This chocolate gelato recipe is vegan, though you would never guess it by the rich and full mouthfeel that good-quality dark chocolate and coconut milk provide. When churned in an ice cream machine the texture is creamy and luscious, as if actual cream were included in the recipe.
Makes about 1 quart
1 cup sugar
1 cup coconut water
1 tablespoon unsweetened cocoa powder
6 ounces bittersweet chocolate such as Scharffen Berger or Valrhona, finely chopped
2 cups coconut milk
1 tablespoons dark rum
Pinch of salt
In a heavy saucepan, combine the sugar, coconut water, and cocoa powder and bring to a boil over medium-high heat, stirring occasionally until the sugar and cocoa powder are completely dissolved and a syrup has formed. Remove from the heat and add the chocolate, stirring until completely melted. Add the coconut milk, rum, and salt and stir well. Let cool to room temperature.
Pour the cooled mixture into a blender or food processor and process until very smooth. Transfer to a bowl, cover, and refrigerate until very cold, at least 2 hours or up to 1 day.
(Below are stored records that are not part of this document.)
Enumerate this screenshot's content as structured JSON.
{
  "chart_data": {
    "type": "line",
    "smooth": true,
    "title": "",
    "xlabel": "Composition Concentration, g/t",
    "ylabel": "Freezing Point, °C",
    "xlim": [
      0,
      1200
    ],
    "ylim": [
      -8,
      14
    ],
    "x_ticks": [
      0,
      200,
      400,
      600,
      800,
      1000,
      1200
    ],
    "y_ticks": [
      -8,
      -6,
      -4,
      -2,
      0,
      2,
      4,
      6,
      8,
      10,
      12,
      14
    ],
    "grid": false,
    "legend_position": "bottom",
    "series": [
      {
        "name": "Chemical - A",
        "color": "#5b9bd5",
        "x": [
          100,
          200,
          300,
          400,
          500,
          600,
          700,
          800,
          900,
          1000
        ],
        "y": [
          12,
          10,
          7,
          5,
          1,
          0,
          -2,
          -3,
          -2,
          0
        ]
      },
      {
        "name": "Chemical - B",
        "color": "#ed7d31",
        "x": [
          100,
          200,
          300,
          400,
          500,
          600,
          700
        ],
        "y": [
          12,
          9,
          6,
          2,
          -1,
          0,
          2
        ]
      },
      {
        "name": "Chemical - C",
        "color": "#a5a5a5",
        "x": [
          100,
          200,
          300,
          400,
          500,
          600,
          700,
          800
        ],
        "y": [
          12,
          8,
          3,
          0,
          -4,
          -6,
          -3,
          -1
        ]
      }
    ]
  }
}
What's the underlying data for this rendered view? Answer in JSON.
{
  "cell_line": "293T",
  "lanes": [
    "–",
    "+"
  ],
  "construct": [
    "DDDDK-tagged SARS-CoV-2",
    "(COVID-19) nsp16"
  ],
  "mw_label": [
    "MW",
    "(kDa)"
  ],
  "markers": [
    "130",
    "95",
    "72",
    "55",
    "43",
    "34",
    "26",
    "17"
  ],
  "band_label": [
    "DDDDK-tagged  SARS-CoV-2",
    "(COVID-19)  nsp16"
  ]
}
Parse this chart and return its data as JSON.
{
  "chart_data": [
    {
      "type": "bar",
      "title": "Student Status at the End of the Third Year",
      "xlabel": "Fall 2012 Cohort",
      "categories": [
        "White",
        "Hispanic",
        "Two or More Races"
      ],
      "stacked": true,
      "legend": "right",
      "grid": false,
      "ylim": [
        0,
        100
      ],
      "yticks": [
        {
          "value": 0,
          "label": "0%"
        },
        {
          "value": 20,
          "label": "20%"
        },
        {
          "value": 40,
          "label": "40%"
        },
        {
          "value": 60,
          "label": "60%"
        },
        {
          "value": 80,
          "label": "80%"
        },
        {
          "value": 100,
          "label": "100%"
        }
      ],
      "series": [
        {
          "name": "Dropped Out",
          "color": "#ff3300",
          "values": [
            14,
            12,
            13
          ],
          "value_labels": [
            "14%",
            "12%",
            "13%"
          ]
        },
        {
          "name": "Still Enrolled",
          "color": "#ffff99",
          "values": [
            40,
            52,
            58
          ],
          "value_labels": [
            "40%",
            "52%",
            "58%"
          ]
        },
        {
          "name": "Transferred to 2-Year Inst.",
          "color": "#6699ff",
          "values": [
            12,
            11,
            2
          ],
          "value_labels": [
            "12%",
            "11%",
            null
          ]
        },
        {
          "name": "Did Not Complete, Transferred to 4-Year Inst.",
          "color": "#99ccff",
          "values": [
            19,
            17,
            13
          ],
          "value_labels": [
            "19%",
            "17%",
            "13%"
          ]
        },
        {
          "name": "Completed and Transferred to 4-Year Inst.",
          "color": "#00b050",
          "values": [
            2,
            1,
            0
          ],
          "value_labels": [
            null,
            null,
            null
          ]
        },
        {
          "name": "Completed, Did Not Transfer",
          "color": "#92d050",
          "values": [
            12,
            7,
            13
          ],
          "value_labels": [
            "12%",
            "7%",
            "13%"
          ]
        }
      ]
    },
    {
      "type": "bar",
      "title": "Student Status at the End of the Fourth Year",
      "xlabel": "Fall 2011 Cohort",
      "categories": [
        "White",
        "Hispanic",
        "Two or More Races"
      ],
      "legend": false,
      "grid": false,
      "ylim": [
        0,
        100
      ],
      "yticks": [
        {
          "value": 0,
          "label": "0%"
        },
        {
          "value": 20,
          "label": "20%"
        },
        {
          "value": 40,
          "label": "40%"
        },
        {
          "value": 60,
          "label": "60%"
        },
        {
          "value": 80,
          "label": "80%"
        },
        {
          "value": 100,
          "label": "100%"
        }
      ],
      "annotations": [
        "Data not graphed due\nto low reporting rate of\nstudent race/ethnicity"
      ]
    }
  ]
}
Pour the cold mixture into an ice cream maker and churn according to the manufacturer’s instructions. Serve the gelato right away, or spoon it into a freezer-safe container, place parchment or waxed paper directly on the surface, cover tightly, and freeze for up to 3 days.
Chocolate-Dipped Chocolate-Coconut Bars
Freeze the gelato in an ice cream bar mold until solid, at least 2 hours or up to 3 days. Unmold the frozen bars and dip the top halves into 8 ounces melted bittersweet chocolate, then coat the chocolate with 1⁄2 cup finely shredded dried coconut.